In the event that structural or functional issues with a child’s foot are resulting in heel pain, shoe doctors may prescribe or suggest shoe orthotics or some other footwear change. An ankle brace or support is also prescribed.
#12 Toe Walking
Toe walking is common among kids who are toddlers learning to walk, especially during the second year of life. This tendency often disappears by around 3 years of age but lasts in some kids. Occasional walking on the toes is not a matter for worry. But kids who walk on toes almost all the time, and continue to do so after age 3 need to see a doctor. Toe walking, in such cases, could signal conditions like muscle weakness, cerebral palsy, autism or even other issues in the nervous system. If a healthy child is persistently toe walking, the doctor can recommend some visits to physical therapists to acquire an understanding of stretching exercises. Once children are aged around 4 or even 5, casting the foot and ankle for about a total of six weeks may be needed to stretch the calf muscles.
#13 In Toeing/Pigeon Toes
When babies begin to stand, they may have a legs naturally turning in between 8 and 15 months of age, when they start standing. As they become older, parents notice their children walking with feet inwards, also called walking pigeon-toed or in-toeing. In-toeing can have few causes that are normal variations in the way legs and feet are lining up. Children who are in-toe and trip may have internal tibial torsion, where the inward rotation of the lower part of the leg takes place. Children above 3 to 4 years of age with in-toeing have femoral anteversion, where there is an upper leg greater-than-normal bend. This can cause the upper leg to rotate inwards. In certain children, in-toeing can be related to medical problems like cerebral palsy. Doctors rarely treat pigeon-toed feet. In the past, special shoes and braces could never speed up the improvement. In-toeing does not come in the way of running, walking or sports and stops on its own, as children grow into teens and develop better muscular coordination and control.

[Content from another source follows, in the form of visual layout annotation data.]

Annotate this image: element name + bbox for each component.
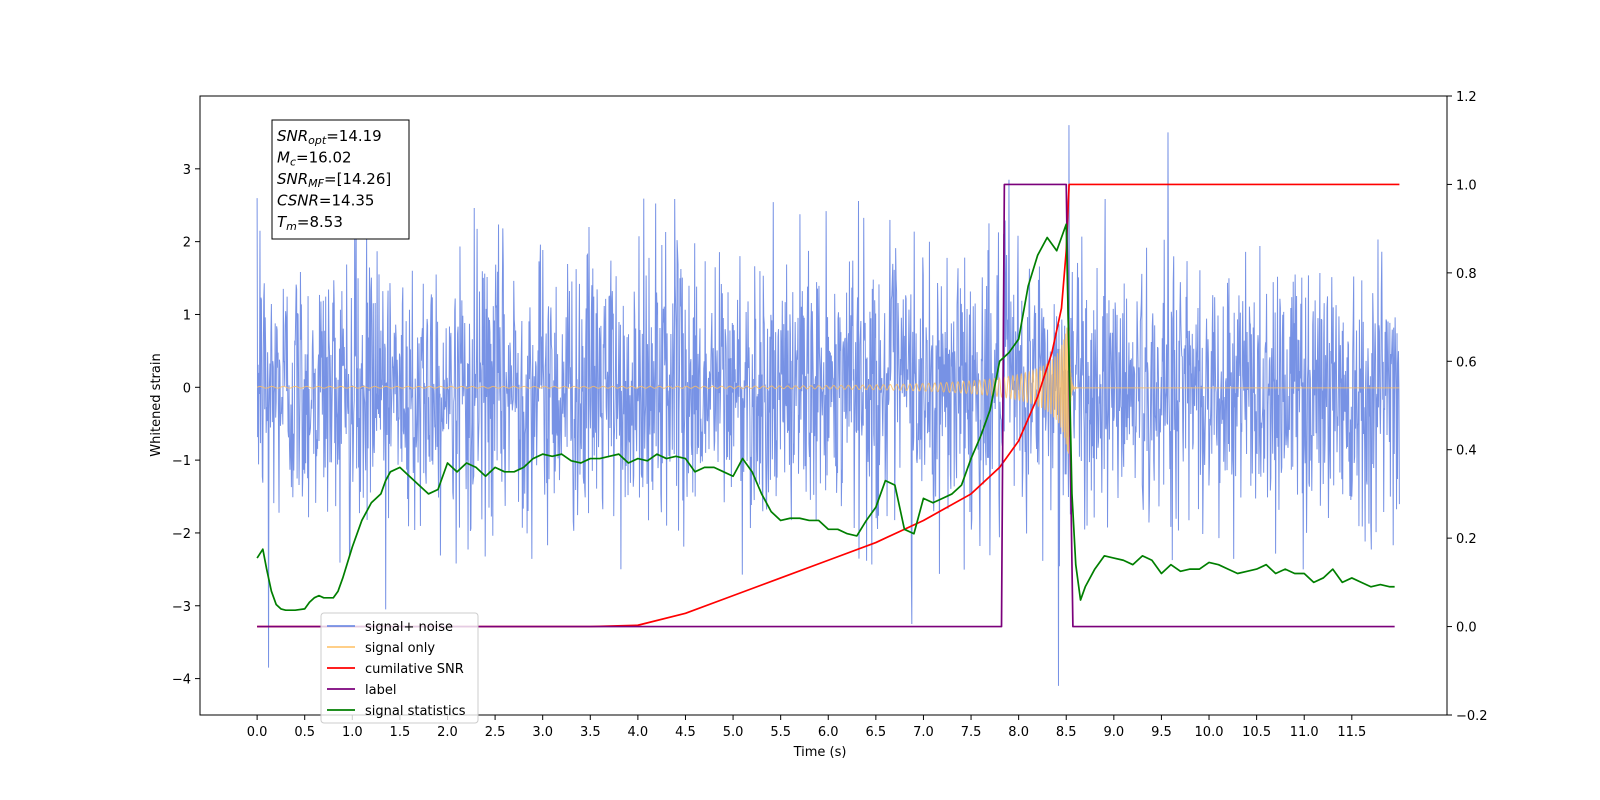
y2-tick-label: −0.2	[1456, 709, 1488, 724]
y-tick-label: −4	[172, 673, 191, 688]
annotation-line: Tm=8.53	[277, 213, 343, 233]
legend-label: signal+ noise	[365, 620, 453, 635]
x-tick-label: 9.5	[1151, 725, 1172, 740]
annotation-line: Mc=16.02	[277, 149, 352, 169]
x-tick-label: 2.5	[485, 725, 506, 740]
annotation-frame	[271, 119, 410, 240]
x-tick-label: 10.5	[1242, 725, 1271, 740]
y-tick-label: −2	[172, 527, 191, 542]
x-tick-label: 6.5	[866, 725, 887, 740]
x-tick-label: 11.5	[1337, 725, 1366, 740]
y-axis-left: 3 2 1 0 −1 −2 −3 −4	[172, 163, 200, 688]
series-signal-statistics	[256, 223, 1395, 612]
y2-tick-label: 1.0	[1456, 178, 1477, 193]
legend-label: signal statistics	[365, 704, 466, 719]
x-axis-title: Time (s)	[793, 745, 847, 760]
x-tick-label: 4.0	[628, 725, 649, 740]
y-axis-right: 1.2 1.0 0.8 0.6 0.4 0.2 0.0 −0.2	[1447, 90, 1488, 724]
y2-tick-label: 0.6	[1456, 355, 1477, 370]
legend-label: cumilative SNR	[365, 662, 464, 677]
y-tick-label: 2	[183, 236, 191, 251]
y2-tick-label: 0.8	[1456, 267, 1477, 282]
y2-tick-label: 0.0	[1456, 621, 1477, 636]
series-label	[257, 183, 1395, 628]
x-tick-label: 3.0	[532, 725, 553, 740]
x-tick-label: 7.5	[961, 725, 982, 740]
annotation-line: CSNR=14.35	[277, 192, 374, 210]
y-tick-label: −3	[172, 600, 191, 615]
x-tick-label: 9.0	[1103, 725, 1124, 740]
x-tick-label: 7.0	[913, 725, 934, 740]
y-tick-label: 3	[183, 163, 191, 178]
x-tick-label: 4.5	[675, 725, 696, 740]
x-tick-label: 2.0	[437, 725, 458, 740]
x-tick-label: 3.5	[580, 725, 601, 740]
y-axis-title: Whitened strain	[149, 353, 164, 456]
annotation-line: SNRopt=14.19	[277, 127, 382, 147]
x-tick-label: 1.5	[390, 725, 411, 740]
y2-tick-label: 1.2	[1456, 90, 1477, 105]
legend-frame	[320, 612, 479, 724]
legend: signal+ noise signal only cumilative SNR la…	[320, 612, 479, 724]
annotation-line: SNRMF=[14.26]	[277, 170, 391, 190]
series-signal-only	[256, 319, 1400, 454]
x-tick-label: 6.0	[818, 725, 839, 740]
series-signal-plus-noise	[256, 125, 1400, 686]
x-axis: 0.0 0.5 1.0 1.5 2.0 2.5 3.0 3.5 4.0 4.5 5.0 5.5 6.0 6…	[247, 715, 1366, 740]
x-tick-label: 11.0	[1290, 725, 1319, 740]
y2-tick-label: 0.2	[1456, 532, 1477, 547]
x-tick-label: 5.5	[770, 725, 791, 740]
x-tick-label: 0.0	[247, 725, 268, 740]
x-tick-label: 8.0	[1008, 725, 1029, 740]
legend-label: signal only	[365, 641, 435, 656]
y-tick-label: 1	[183, 308, 191, 323]
x-tick-label: 5.0	[723, 725, 744, 740]
x-tick-label: 10.0	[1195, 725, 1224, 740]
series-layer	[256, 125, 1400, 686]
x-tick-label: 1.0	[342, 725, 363, 740]
plot-frame	[199, 95, 1448, 716]
x-tick-label: 0.5	[294, 725, 315, 740]
x-tick-label: 8.5	[1056, 725, 1077, 740]
legend-label: label	[365, 683, 396, 698]
y-tick-label: 0	[183, 381, 191, 396]
y-tick-label: −1	[172, 454, 191, 469]
y2-tick-label: 0.4	[1456, 444, 1477, 459]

If treating common causes for pain in the feet or heel does not result in immediate improvement, seeking medical evaluation and assessment is a must. Inflammatory conditions such as juvenile rheumatoid arthritis as well as juvenile spondyloarthropathies lead to heel pain. The latter includes reactive arthritis, ankylosing spondylitis, and psoriatic arthritis. Tarsal coalitions or congenital bone fusions also result. There are also bone fractures and possibilities like Crohn’s Disease and Ulcerative Colitis. Another rare condition is tumors or cysts which should be diagnosed through X-ray imaging.
Thus, while common conditions affecting your child’s feet are many, you can take immediate action by visiting a pediatric specialist or podiatrist and ensure your child is comfortable and pain-free.